Much of the commentary in chemical procurement skims the surface—price, lead time, technical specification in a tidy PDF. Digging deeper, the difference between success and repeated failure often roots in the product’s origins. Years of hands-on problem solving, constant tuning of synthesis, dedication to waste reduction, and consistent customer-troubleshooting do not appear as bullet points. Chemists and procurement teams come back to us because results in their flask reflect our efforts upstream.
2-Bromo-5-(trifluoromethyl)pyridine defined itself by this daily process: reliable coupling performance, physical form suited to multi-step synthesis, reproducible analyses at scale, and minimized burdens in safety, waste, and storage. On technical support hotlines or through order feedback loops, our users point out faults, strengths, and new ideas—sometimes challenging, always valuable. Every iterative improvement in the manufacturing process shows itself not through a marketing claim, but in lowered customer complaints and continual reorders. This feedback loop grounds every batch, every shipment, every conversation.

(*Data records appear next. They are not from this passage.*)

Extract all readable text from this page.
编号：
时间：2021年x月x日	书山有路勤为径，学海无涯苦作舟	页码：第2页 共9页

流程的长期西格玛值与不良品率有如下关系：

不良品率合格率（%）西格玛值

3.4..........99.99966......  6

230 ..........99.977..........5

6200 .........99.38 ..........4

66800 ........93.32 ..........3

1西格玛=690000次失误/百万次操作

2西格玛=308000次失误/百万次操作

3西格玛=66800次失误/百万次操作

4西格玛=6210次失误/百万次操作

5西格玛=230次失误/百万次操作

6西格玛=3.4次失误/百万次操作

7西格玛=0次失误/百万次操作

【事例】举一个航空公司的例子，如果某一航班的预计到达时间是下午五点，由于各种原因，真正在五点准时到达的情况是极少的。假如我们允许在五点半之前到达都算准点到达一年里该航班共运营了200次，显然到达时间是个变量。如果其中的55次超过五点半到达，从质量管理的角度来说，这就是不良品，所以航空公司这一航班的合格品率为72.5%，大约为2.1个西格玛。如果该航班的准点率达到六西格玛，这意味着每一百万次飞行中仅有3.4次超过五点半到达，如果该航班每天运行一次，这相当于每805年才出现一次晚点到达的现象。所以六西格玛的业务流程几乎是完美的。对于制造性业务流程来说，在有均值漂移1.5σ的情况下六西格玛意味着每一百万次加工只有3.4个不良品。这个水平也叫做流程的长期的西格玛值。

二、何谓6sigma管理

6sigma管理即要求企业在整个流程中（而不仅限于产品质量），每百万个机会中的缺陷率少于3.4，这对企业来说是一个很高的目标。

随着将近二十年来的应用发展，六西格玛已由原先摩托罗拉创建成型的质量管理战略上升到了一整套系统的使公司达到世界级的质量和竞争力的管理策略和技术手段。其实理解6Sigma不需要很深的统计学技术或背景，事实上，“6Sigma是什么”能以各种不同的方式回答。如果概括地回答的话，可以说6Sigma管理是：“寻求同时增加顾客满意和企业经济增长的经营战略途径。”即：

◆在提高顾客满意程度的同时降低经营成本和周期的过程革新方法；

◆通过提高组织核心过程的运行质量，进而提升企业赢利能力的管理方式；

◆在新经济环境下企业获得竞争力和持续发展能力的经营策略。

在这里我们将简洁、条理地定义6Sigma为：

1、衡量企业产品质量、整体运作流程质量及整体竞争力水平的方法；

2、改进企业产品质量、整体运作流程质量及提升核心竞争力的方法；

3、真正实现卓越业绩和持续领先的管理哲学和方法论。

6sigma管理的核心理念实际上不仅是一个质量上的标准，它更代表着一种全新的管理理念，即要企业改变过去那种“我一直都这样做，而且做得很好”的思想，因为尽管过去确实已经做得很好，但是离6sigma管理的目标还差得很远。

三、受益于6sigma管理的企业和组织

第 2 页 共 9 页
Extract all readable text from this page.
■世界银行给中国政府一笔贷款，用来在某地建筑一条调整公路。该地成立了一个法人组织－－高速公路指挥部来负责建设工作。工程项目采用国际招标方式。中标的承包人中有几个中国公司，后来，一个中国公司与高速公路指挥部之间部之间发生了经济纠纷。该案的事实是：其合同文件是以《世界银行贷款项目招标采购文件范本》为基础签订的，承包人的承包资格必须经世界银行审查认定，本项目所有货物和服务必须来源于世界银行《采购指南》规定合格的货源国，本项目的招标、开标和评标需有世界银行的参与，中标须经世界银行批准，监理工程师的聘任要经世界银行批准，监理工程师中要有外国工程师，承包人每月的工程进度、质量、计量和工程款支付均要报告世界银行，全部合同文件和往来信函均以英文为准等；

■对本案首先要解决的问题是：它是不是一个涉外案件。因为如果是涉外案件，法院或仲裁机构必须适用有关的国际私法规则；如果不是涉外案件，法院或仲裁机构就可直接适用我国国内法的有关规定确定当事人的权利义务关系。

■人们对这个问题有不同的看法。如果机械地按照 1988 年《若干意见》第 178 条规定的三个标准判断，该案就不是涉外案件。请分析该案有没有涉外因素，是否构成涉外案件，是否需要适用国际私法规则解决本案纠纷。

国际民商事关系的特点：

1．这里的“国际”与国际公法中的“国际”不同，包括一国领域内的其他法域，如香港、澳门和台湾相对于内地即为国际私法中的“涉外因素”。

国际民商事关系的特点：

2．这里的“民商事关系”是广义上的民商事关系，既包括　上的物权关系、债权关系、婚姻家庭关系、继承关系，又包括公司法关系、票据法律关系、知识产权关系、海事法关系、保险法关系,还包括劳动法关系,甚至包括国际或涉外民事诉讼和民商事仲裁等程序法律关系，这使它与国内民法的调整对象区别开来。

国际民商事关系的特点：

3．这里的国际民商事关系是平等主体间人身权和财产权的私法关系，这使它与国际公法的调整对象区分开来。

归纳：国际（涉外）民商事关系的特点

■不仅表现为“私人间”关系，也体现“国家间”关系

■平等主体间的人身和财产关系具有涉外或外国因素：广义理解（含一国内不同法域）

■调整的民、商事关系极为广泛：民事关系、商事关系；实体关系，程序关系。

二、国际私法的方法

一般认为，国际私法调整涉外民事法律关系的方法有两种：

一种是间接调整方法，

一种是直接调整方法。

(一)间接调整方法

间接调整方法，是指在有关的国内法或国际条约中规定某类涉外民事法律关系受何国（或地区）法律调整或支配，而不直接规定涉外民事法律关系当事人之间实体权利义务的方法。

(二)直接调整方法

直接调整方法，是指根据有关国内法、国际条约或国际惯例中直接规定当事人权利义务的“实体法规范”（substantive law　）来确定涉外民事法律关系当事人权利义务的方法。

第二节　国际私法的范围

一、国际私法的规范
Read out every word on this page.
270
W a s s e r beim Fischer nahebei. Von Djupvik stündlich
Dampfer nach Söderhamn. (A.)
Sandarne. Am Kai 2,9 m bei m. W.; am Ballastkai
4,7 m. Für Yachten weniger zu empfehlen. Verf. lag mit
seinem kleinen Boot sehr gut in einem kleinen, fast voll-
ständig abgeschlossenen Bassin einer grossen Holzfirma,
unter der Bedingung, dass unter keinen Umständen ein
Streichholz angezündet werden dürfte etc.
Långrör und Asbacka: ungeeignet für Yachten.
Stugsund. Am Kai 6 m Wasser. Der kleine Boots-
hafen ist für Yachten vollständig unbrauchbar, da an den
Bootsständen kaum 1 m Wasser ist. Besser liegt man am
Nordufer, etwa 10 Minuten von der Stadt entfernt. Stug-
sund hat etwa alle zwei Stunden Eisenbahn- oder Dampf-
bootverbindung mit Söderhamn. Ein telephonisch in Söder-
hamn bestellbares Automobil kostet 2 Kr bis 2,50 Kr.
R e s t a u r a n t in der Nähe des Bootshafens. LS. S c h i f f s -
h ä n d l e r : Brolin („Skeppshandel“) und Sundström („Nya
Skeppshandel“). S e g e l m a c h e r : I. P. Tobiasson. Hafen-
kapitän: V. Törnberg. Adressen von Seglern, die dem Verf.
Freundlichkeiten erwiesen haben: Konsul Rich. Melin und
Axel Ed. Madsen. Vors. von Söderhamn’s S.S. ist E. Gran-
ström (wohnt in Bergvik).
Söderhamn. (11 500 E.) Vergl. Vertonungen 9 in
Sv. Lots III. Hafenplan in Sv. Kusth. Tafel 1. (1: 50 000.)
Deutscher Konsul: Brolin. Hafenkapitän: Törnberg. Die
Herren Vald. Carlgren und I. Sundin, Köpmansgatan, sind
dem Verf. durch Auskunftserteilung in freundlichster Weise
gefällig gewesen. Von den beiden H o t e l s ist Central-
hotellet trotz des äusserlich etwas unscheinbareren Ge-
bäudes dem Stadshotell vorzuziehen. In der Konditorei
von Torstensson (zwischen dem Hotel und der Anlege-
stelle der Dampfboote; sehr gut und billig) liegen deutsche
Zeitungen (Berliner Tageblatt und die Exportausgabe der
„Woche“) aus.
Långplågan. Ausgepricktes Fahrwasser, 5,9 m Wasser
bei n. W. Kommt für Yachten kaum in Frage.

The chemical landscape shifts constantly: new synthetic routes, emergent green chemistry mandates, tighter controls on halogen use, and expanding quality requirements. As production chemists and process engineers, it’s not enough to preserve the status quo; improvement cycles stay open-ended. For this specific compound, the horizon includes both tighter impurity catalogs—trace metals, halide profiles, non-volatile residual screening—and broader access to supply for R&D worldwide. Scale-up teams continue to press for shorter cycle times without diminishing purity, carefully evaluating new catalysts and continuous-processing technologies.
In the longer term, integrating digital batch recording, AI-driven analytics, and broader feedstock integration all stand as real opportunities for growth. Real-time sensor arrays may soon provide instant notification if a line drifts from ideal conditions, further tightening control. Waste streams can continue to shrink, both from technical innovation and regulatory goals. Global teams of chemists, procurement managers, and regulatory experts now collaborate as equals, not as isolated segments. For those of us responsible for the day-to-day manufacturing, these changes are not abstract—they flow straight to each process run, each truckload shipped, each scientific milestone enabled by a solid intermediate.
As the years add up in this industry, and as chemists and engineers deepen both theoretical and practical understanding of halopyridine synthesis, it becomes clear: the difference between acceptable and exceptional material never comes down to slogans. It arises from buried layers of hard-won experience, from those late nights troubleshooting line blockages, or those heated debates in the quality lab about trace impurity sources. Each kilogram of 2-Bromo-5-(trifluoromethyl)pyridine we deliver encapsulates this continual drive: to give chemists the tools, reliability, and insight they demand.
As manufacturers, we continue to refine, learn, and build with each challenge presented—whether from the molecule itself, the environment, or the ever-evolving work of our customers. The compound deserves its reputation not because of any catalog or sales brochure, but because it has delivered results for those who depend on it most—directly from our factory floor to the hands of working chemists around the world.